To offset these limitations and gain more accurate metrics than can be achieved by manual evaluation, numerous machine learning (ML) and deep learning programmes are being explored as scalable, precise and reproducible approaches for patient stratification and predicting long-term outcomes. At this year’s American Society of Clinical Oncology (ASCO) conference, Owkin, a startup pioneering AI technologies for medical research and clinical development, presented the clinical utility of the first AI-based tool in predicting the genomic subtypes of pancreatic cancer from histology slides. Owkin’s ML model opens the potential to improve routine care and clinical trial efficiency through early patient molecular stratification, thereby identifying patients who respond better to specific investigative therapies.

Another leading AI vendor providing advanced platforms for clinical development at ASCO 2021 is PathAI, whose collaboration with Roche’s Genentech LCMC3 Phase II study highlighted the potential of ML in supporting pathologists to assess PathR. PathAI’s digital model analysed the pathological specimens from non-small cell lung cancer patients who had resections following neoadjuvant use of Roche’s Tecentriq (atezolizumab) and revealed a strong agreement between its ML-model assessment of MPR and its manual comparator arm (area under the receiver operating characteristic = 0.975). In addition, digitally assessed MPR was significantly associated with better disease-free survival (DFS) and overall survival (OS), while its manual comparator arm showed a non-significant trend towards better DFS and OS.
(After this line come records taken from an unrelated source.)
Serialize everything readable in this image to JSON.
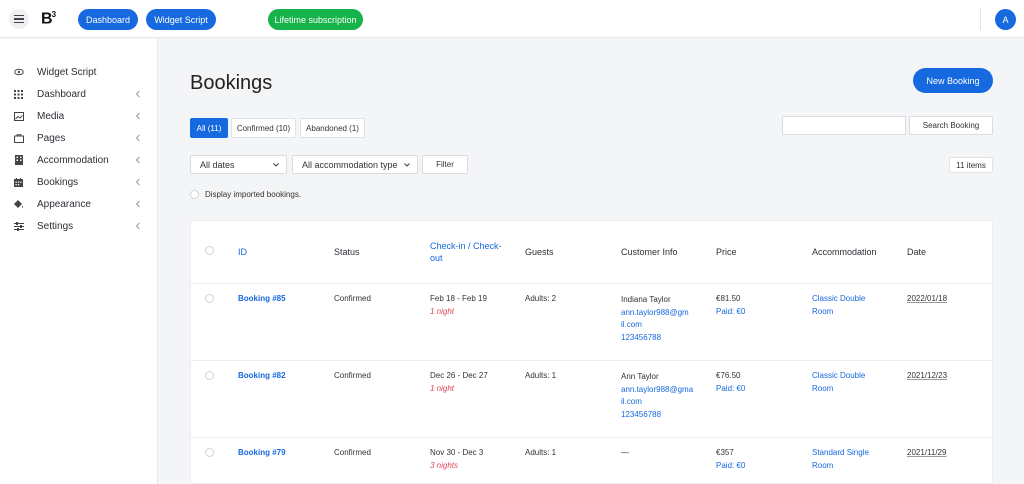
{
  "topbar": {
    "logo": "B",
    "logo_sup": "3",
    "dashboard_label": "Dashboard",
    "widget_label": "Widget Script",
    "lifetime_label": "Lifetime subscription",
    "avatar_letter": "A"
  },
  "sidebar": {
    "items": [
      {
        "label": "Widget Script",
        "icon": "eye-icon"
      },
      {
        "label": "Dashboard",
        "icon": "grid-icon"
      },
      {
        "label": "Media",
        "icon": "image-icon"
      },
      {
        "label": "Pages",
        "icon": "folder-icon"
      },
      {
        "label": "Accommodation",
        "icon": "building-icon"
      },
      {
        "label": "Bookings",
        "icon": "calendar-icon"
      },
      {
        "label": "Appearance",
        "icon": "paint-bucket-icon"
      },
      {
        "label": "Settings",
        "icon": "sliders-icon"
      }
    ]
  },
  "main": {
    "title": "Bookings",
    "new_booking_label": "New Booking",
    "tabs": [
      {
        "label": "All (11)"
      },
      {
        "label": "Confirmed (10)"
      },
      {
        "label": "Abandoned (1)"
      }
    ],
    "search_placeholder": "",
    "search_button": "Search Booking",
    "filter_dates": "All dates",
    "filter_accommodation": "All accommodation type",
    "filter_button": "Filter",
    "item_count": "11 items",
    "imported_label": "Display imported bookings."
  },
  "table": {
    "headers": {
      "id": "ID",
      "status": "Status",
      "checkin_1": "Check-in / Check-",
      "checkin_2": "out",
      "guests": "Guests",
      "customer": "Customer Info",
      "price": "Price",
      "accommodation": "Accommodation",
      "date": "Date"
    },
    "rows": [
      {
        "id": "Booking #85",
        "status": "Confirmed",
        "dates": "Feb 18 - Feb 19",
        "nights": "1 night",
        "guests": "Adults: 2",
        "customer_name": "Indiana Taylor",
        "email_1": "ann.taylor988@gm",
        "email_2": "il.com",
        "phone": "123456788",
        "price": "€81.50",
        "paid": "Paid: €0",
        "acc_1": "Classic Double",
        "acc_2": "Room",
        "date": "2022/01/18"
      },
      {
        "id": "Booking #82",
        "status": "Confirmed",
        "dates": "Dec 26 - Dec 27",
        "nights": "1 night",
        "guests": "Adults: 1",
        "customer_name": "Ann Taylor",
        "email_1": "ann.taylor988@gma",
        "email_2": "il.com",
        "phone": "123456788",
        "price": "€76.50",
        "paid": "Paid: €0",
        "acc_1": "Classic Double",
        "acc_2": "Room",
        "date": "2021/12/23"
      },
      {
        "id": "Booking #79",
        "status": "Confirmed",
        "dates": "Nov 30 - Dec 3",
        "nights": "3 nights",
        "guests": "Adults: 1",
        "customer_name": "—",
        "email_1": "",
        "email_2": "",
        "phone": "",
        "price": "€357",
        "paid": "Paid: €0",
        "acc_1": "Standard Single",
        "acc_2": "Room",
        "date": "2021/11/29"
      }
    ]
  },
  "colors": {
    "accent": "#1769e0",
    "success": "#16b34a",
    "nights": "#e0455a"
  }
}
Although further data maturation of the LCMC3 trial is still required to make concrete conclusions, PathAI’s multi-faceted platform sets itself apart as a patient enrolment and candidate companion diagnostics tool generating reproducible pathology scores into clinical trial workflows. In May, PathAI raised $165m in its Series C bid to expand its clinical research capabilities. Contributing investors included Bristol Myers Squibb, Labcorp and Merck’s Global Health Innovation Fund.

Though not all were at ASCO 2021, other worthy mentions are Deep Lens, AiCure, GNS and Unlearn.AI, whose platforms also focus on identifying appropriate patients, predicting patient outcomes and streamlining the operational process of clinical trials.

While there are ample opportunities for business traction in the digital pathology market, a major limitation envisioned would be the lack of ultrafast scanners and image management systems in several hospitals worldwide. This, coupled with the willingness of pathologists to revise and adopt digitalised image analysis, could impede the market traction of digital pathology. Factors like Covid-19 and the continual rise of cancer worldwide have, however, further emphasised the need for imminent adoption of AI to improve patient stratification in routine care and clinical trials, predict outcomes and decrease histopathology turnaround time.

GlobalData forecasts from the AI in Healthcare Thematic report published in April suggest that the market for AI platforms for the entire healthcare industry will reach $4.3bn by 2024, up from $1.5bn in 2019. Compound annual growth rates (CAGRs) between 2019 and 2024 will be 24.6% in healthcare, 18.5% in pharma and 20.6% in medical devices.